La compréhension de la flexibilité métabolique des hibernateurs pourrait conduire à de meilleurs traitements pour les troubles métaboliques humains comme le diabète de type 2.
« Si nous pouvions réguler nos gènes un peu plus comme des hibernateurs, nous pourrions peut-être surmonter le diabète de type 2 de la même manière qu’un hibernateur revient de l’hibernation à un état métabolique normal », a déclaré le Dr Elliott Ferris de l’Université de l’Université,, premier auteur de la deuxième étude.

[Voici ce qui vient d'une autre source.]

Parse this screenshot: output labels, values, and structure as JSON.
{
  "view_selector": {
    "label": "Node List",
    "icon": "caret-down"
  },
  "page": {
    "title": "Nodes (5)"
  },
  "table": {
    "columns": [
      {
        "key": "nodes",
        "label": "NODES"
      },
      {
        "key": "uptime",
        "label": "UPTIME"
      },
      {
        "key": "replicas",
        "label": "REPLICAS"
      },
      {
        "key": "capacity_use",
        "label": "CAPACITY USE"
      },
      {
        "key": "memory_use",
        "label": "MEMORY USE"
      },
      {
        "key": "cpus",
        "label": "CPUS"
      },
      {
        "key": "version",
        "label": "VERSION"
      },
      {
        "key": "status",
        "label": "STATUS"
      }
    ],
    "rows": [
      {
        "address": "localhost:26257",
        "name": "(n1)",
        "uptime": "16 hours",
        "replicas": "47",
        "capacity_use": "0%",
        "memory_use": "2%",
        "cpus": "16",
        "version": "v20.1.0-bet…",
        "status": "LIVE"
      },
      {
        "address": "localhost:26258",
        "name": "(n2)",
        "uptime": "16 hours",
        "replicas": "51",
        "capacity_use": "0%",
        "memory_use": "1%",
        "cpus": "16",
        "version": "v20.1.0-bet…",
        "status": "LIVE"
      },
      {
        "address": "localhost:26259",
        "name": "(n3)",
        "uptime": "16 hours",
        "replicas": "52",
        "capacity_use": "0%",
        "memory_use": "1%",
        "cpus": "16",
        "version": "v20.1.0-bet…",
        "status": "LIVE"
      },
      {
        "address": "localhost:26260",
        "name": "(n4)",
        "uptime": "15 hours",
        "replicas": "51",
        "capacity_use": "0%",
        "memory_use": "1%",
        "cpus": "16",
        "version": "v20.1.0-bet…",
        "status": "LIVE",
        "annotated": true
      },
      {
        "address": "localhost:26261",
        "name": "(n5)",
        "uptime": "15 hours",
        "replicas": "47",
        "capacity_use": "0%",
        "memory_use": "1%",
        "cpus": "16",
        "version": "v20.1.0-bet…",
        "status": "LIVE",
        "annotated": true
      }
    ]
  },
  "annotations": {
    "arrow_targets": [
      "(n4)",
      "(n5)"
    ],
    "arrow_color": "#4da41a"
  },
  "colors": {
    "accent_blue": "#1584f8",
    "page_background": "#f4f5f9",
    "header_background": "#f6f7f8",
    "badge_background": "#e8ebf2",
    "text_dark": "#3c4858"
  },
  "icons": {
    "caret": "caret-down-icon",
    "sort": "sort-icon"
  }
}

Trouver les régions génétiques qui peuvent permettre l’hibernation est un problème semblable à des aiguilles à excavation d’une botte de foin d’ADN massive.
Pour réduire les régions impliquées, les scientifiques ont utilisé plusieurs technologies indépendantes du génome entier pour demander quelles régions pourraient être pertinentes pour l’hibernation.
Ensuite, ils ont commencé à chercher un chevauchement entre les résultats de chaque technique.
Tout d’abord, ils ont recherché des séquences d’ADN que la plupart des mammifères partagent, mais qui avaient récemment changé en hibernators.
« Si une région ne change pas beaucoup d’espèces en espèces pendant plus de 100 millions d’années, mais change rapidement et radicalement chez deux mammifères d’hibernation, nous pensons que cela nous pointe vers quelque chose qui est important pour l’hibernation, en particulier », a déclaré le Dr Ferris.
Pour comprendre les processus biologiques qui sous-tendent l’hibernation, les chercheurs ont testé et identifié des gènes qui montent ou baissent pendant le jeûne chez la souris, ce qui déclenche des changements métaboliques similaires à l’hibernation.
Ensuite, ils ont trouvé les gènes qui agissent comme des coordinateurs centraux, ou centraux, de ces changements induits par le jeûne dans l’activité des gènes.
De nombreuses régions d’ADN qui avaient récemment changé dans les hibernators semblaient également interagir avec ces gènes centraux de Hub de coordination.
Pour cette raison, les auteurs s’attendent à ce que l’évolution de l’hibernation nécessite des changements spécifiques aux contrôles des gènes du hub.
Ces contrôles comprennent une liste restreinte d’éléments d’ADN qui sont des voies pour une enquête future.
La plupart des changements associés au hibernator dans le génome semblaient briser la fonction de pièces spécifiques d’ADN, plutôt que de conférer une nouvelle fonction.
Cela laisse entendre que les hibernators peuvent avoir perdu des contraintes qui autrement empêcheraient une flexibilité extrême dans la capacité de contrôler le métabolisme.
En d’autres termes, il est possible que le thermostat humain soit verrouillé sur une gamme étroite de consommation d’énergie continue. Pour les hibernators, cette serrure peut avoir disparu.
Les hibernateurs peuvent inverser la neurodégénérescence, éviter l’atrophie musculaire, rester en bonne santé malgré des fluctuations de poids massives et montrer un vieillissement et une longévité améliorés.
Les chercheurs pensent que leurs résultats montrent que les humains ont peut-être déjà le code génétique nécessaire pour avoir des super pouvoirs similaires de type hibernator – si nous pouvons contourner certains de nos commutateurs métaboliques.
« Les humains ont déjà le cadre génétique », a déclaré le Dr Steinwand.
«Nous avons juste besoin d’identifier les commutateurs de contrôle pour ces traits d’hibernator.»
«En apprenant comment, les chercheurs pourraient aider à conférer une résilience similaire aux humains.»
« Il y a potentiellement une opportunité – en comprenant ces mécanismes liés à l’hibernation dans le génome – pour trouver des stratégies pour intervenir et aider les maladies liées à l’âge », a déclaré le professeur Gregg.
« Si cela est caché dans le génome que nous avons déjà, nous pourrions apprendre des hibernateurs pour améliorer notre propre santé. »
Les résultats apparaissent dans deux documents de la revue Science.